As barreiras impostas pela covid-19 foram lembradas, dos atletas que treinaram sozinhos em períodos de isolamento aos profissionais da saúde na linha de frente da pandemia. Receberam as devidas homenagens em uma festa restrita a cerca de mil convidados entre chefes de estados e membros do Comitê Olímpico Internacional (COI), mas transmitida para bilhões de pessoas ao redor do planeta. Houve um minuto de silêncio em memória das vítimas da pandemia.

A festa não teve a energia da abertura da Rio 2016. Não teve a exuberância da cerimônia de Pequim 2008. Ainda assim cativou com muita tecnologia e emocionou com uma mensagem de paz ao som do clássico “Imagine”. Coube à tenista japonesa Naomi Osaka, a atleta mais bem paga da história em uma única temporada, acender a pira olímpica.

Visão geral do Estádio Olímpico com fogos de articício no momento do acendimento da Pira Olímpica — Foto: Cameron Spencer/Getty Images
Visão geral do Estádio Olímpico com fogos de articício no momento do acendimento da Pira Olímpica — Foto: Cameron Spencer/Getty Images

O Japão teve de reduzir a dimensão da cerimônia de abertura, tanto para cortar custos como para evitar um surto de coronavírus. O número de bailarinos foi reduzido para 1.400 pessoas. Um show de luzes e tecnologia manteve o tradicional encanto da festa. Uma homenagem aos atletas que se superaram treinando em isolamento deu início à festa.
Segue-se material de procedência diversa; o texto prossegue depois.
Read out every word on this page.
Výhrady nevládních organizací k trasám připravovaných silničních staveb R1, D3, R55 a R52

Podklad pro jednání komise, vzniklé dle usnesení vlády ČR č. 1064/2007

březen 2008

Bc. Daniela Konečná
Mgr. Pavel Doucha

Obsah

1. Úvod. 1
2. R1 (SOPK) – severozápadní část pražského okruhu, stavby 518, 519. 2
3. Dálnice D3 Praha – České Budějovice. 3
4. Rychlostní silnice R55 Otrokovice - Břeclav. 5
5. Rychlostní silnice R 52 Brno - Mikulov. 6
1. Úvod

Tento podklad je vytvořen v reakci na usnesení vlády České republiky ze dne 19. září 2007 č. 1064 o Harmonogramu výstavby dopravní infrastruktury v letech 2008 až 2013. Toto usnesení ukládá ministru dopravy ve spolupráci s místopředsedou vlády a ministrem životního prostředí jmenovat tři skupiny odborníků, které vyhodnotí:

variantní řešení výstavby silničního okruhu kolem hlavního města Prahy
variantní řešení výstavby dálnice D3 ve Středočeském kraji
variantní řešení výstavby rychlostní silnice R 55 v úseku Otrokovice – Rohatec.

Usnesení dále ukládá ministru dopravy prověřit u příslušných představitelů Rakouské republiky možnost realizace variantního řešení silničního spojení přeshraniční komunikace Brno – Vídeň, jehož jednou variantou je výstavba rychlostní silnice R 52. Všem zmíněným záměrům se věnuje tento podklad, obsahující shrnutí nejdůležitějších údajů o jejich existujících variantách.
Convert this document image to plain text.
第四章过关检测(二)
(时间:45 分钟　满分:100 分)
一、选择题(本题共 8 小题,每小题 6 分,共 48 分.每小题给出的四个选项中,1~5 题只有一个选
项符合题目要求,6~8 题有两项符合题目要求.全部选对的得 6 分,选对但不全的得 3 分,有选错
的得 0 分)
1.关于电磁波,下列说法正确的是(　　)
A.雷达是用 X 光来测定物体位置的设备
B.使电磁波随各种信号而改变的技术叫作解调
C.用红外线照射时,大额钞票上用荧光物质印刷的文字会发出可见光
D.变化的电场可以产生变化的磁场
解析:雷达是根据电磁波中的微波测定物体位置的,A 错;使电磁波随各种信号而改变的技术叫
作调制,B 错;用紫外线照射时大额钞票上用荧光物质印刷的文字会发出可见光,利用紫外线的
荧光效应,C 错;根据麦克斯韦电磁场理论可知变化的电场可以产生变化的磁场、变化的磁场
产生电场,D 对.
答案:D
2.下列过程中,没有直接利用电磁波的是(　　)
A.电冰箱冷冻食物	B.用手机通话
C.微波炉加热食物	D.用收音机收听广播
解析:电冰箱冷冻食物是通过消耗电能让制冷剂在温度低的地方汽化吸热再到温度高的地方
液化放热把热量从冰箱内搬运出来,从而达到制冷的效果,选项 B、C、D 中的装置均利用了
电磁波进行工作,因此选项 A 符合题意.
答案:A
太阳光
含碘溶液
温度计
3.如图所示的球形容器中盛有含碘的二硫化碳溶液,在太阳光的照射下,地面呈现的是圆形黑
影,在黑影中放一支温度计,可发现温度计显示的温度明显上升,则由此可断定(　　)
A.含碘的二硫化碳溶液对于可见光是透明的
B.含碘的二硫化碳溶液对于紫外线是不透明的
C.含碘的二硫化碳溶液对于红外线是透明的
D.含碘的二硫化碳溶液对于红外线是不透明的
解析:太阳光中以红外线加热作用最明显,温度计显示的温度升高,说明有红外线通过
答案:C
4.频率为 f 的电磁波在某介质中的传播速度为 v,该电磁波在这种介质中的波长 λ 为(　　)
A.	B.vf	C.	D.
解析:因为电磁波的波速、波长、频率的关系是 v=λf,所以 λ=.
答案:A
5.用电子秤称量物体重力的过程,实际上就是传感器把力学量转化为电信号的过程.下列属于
Um grande momento da festa foi a mensagem de união na diversidade dos povos. Pouco mais de 1.800 drones sobrevoaram o Estádio Olímpico e montaram um globo terrestre. Houve ainda uma homenagem a Yoko Ono e John Lennon com a canção “Imagine” sendo interpretadas por cantores dos cinco continentes, em uma mensagem de paz e união dos povos.

Pela primeira vez o Brasil teve dois porta-bandeiras: Bruninho (campeão olímpico do vôlei) e Ketleyn Quadros (primeira brasileira a conquistar uma medalha olímpica, em Pequim 2008, no judô). Os dois puxaram uma delegação bem reduzida no Estádio Olímpico. Apenas dois membros do Comitê Olímpico do Brasil desfilaram, cumprindo o número mínimo exigido pelo COI. Ainda assim os dois medalhistas olímpicos fizeram festa e arriscaram alguns passos de samba, imitando um mestre-sala e uma porta-bandeira.
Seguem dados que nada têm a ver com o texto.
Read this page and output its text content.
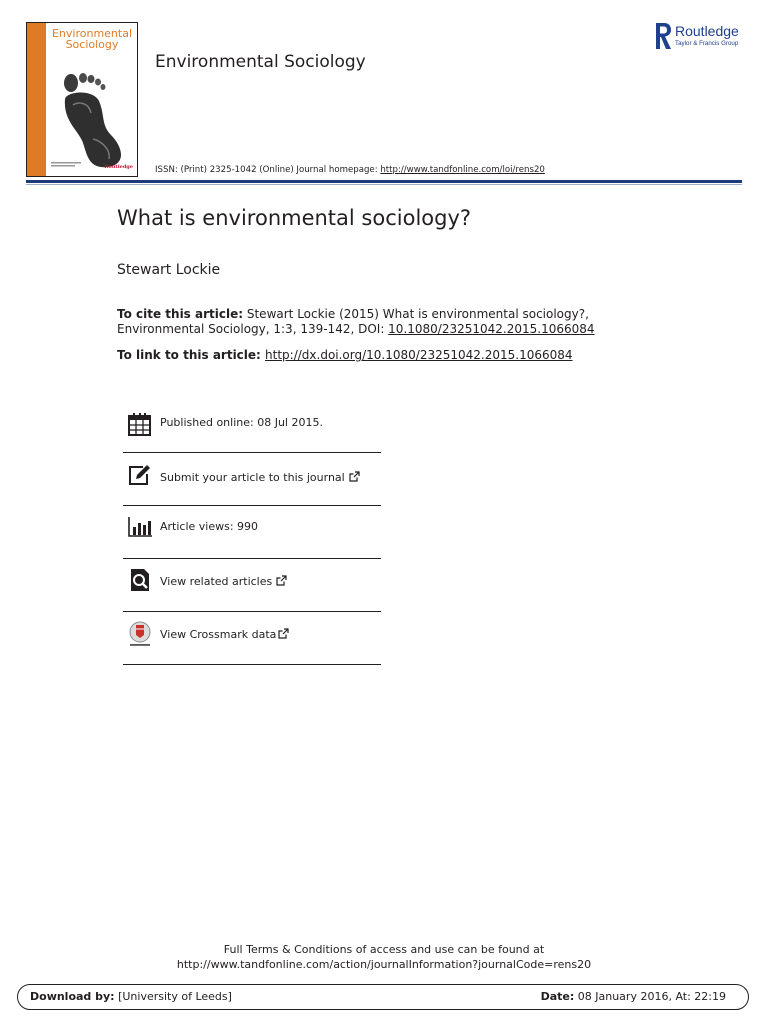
Environmental
Sociology
Routledge
Environmental Sociology
ISSN: (Print) 2325-1042 (Online) Journal homepage: http://www.tandfonline.com/loi/rens20
Routledge
Taylor & Francis Group
What is environmental sociology?
Stewart Lockie
To cite this article: Stewart Lockie (2015) What is environmental sociology?, Environmental Sociology, 1:3, 139-142, DOI: 10.1080/23251042.2015.1066084
To link to this article: http://dx.doi.org/10.1080/23251042.2015.1066084
Published online: 08 Jul 2015.
Submit your article to this journal
Article views: 990
View related articles
View Crossmark data
Full Terms & Conditions of access and use can be found at
http://www.tandfonline.com/action/journalInformation?journalCode=rens20
Download by: [University of Leeds]	Date: 08 January 2016, At: 22:19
A bandeira do Japão foi carregada por quatro atletas de destaque do país e também por uma profissional da saúde que atuou na linha de frente da pandemia. O hino japonês ecoou na voz de Misia, cantora famosa no país.
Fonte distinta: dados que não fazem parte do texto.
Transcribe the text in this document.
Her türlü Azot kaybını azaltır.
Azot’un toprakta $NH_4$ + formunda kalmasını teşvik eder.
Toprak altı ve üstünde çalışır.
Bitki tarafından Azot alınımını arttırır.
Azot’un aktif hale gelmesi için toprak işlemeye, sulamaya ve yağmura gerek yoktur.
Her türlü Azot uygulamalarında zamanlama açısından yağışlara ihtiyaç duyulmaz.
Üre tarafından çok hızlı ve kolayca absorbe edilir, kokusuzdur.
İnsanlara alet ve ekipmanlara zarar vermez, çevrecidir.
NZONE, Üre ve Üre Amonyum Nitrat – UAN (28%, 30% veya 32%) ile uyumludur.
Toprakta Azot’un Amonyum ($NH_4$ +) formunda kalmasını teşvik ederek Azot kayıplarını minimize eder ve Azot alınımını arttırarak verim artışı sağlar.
Bandeira do Japão sendo hasteada enquanto hino é cantado durante cerimônia de abertura das Olimpíadas — Foto: Richard Heathcote/Getty Images
Bandeira do Japão sendo hasteada enquanto hino é cantado durante cerimônia de abertura das Olimpíadas — Foto: Richard Heathcote/Getty Images

A bandeira do Comitê Olímpico Internacional foi levada ao Estádio Olímpico por atletas dos cinco continentes que atuaram na linha de frente da pandemia e um membro do time de refugiados. A representante das Américas foi a judoca argentina Paula Pareto, atual campeã olímpica da categoria até 48kg, que também é médica.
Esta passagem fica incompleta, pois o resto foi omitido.